Excerpts from Black Tensors: The Slave in/as the Libidinal Economy
So I write this not necessarily through a contradiction or a dialectic but a kind of irony. In Lyotard’s words, "this effect is not of duality but of duplicity." It is not that I am another Subject who stages yet another critique of the representational limit but proceeds anyway unto the gambit of semiosis but more that I am coerced into a usage of language as if it is dissimilar to the function or effect of minstrel fare. And so, what if this Lyotardian theatrical volume (which is to say the one he critiques), is indissociable from the minstrel stage or the auction block? What if the drive of modernity to immobilize intensities irreparably inherits its structure from the routines of making chattel?
If the theatrical volume follows only the “immobilization of the bar into stable disjunctions,” which works to fix and distill intensities into necessarily racialized (settled) significations, then we should not be reticent in taking up Lyotard’s own prognostic that the concept “will will its own extension” and locate (precisely by sacrificing the ability to) the extension of this very concept that is always already a signification in itself, meaning there is an impossibility it holds captive. In other words, it is the extension extension, as such, holds captive.

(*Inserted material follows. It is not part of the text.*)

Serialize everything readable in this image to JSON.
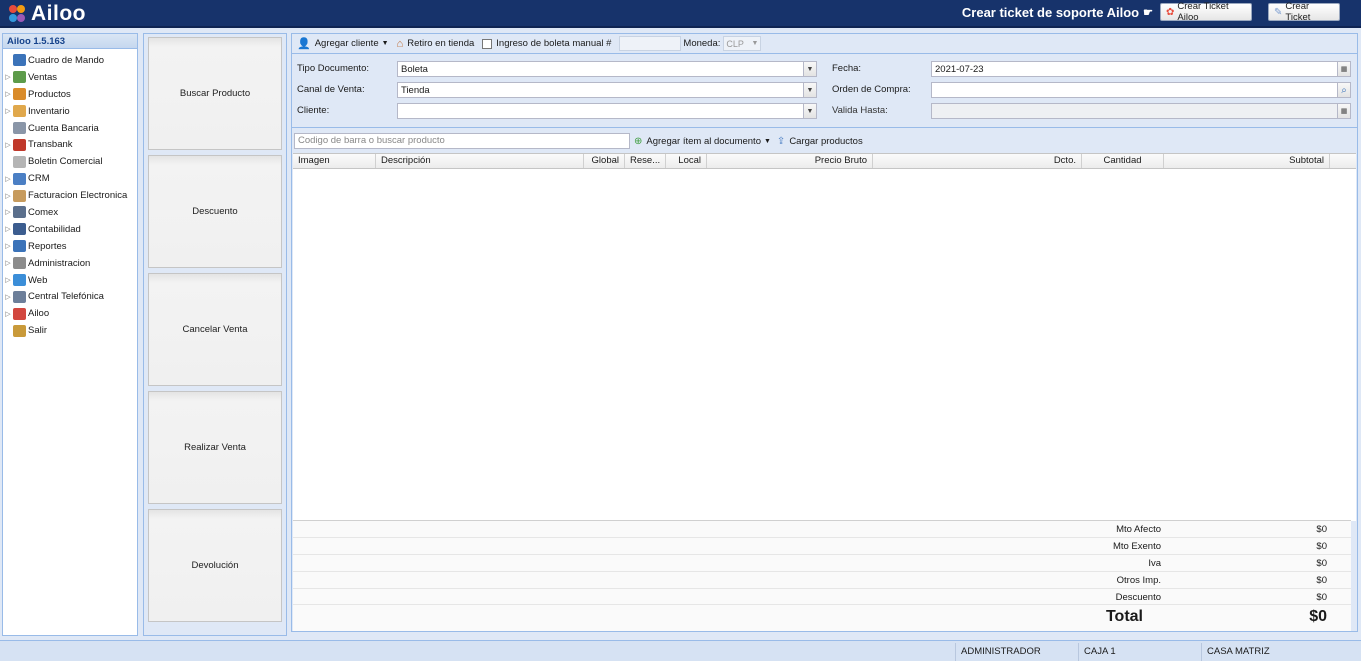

“The captive body,” as Saidiya Hartman tells us, “was [is] an extension of the imperial body of the master and the prized object of his enjoyment.” If indeed the World or the Human, in the rupture of the Middle Passage, cannot stabilize its systems (libidinal and economic; another treacherous appearance of the and) without the domination of the rupture’s object, without the global, disjunctive amusement in the imposition of its indiscernible, intensified character within which the object (according to its Master) finds delight, then is anti-Blackness not the principal grammar which shapes the drive to decelerate the intensity into sign and as a consequence delimits a trace that cries out from the Hold of deceleration’s paradigm? In a similar vein, is it better to refurbish jouissance as less a general theory of enjoyment against one's own good but a theory that specifies enjoyment's inextricable link to the operationalized making-voluminous of the Slave for the social Good? Or perhaps it is the making-voluminous of Nothing that eventually appears as, according to the theatrical volume of the Master, the hunger for the staged, injurious satisfaction Nothing sources from its own Nothingness. As Hartman reminds us, pleasure becomes a productive force in the regulation and production of slaves on the plantation. “In effect,” she writes, “plantation ceremony endeavored to make discipline a pleasure and vice versa.” And so “the slave’s good times were at the same time a performance for the slaveholder.” I remind us that we would be irresponsible readers to assume she is speaking strictly as a historian.
My hand does not tremble in pain while I write, and if it does, it is much less a tremble than a minstrel jig. My hand endlessly spins to the bellow of my captor's voluminous gut, which he tells me, tongue and mouth dripping with blood, has not been fed in days.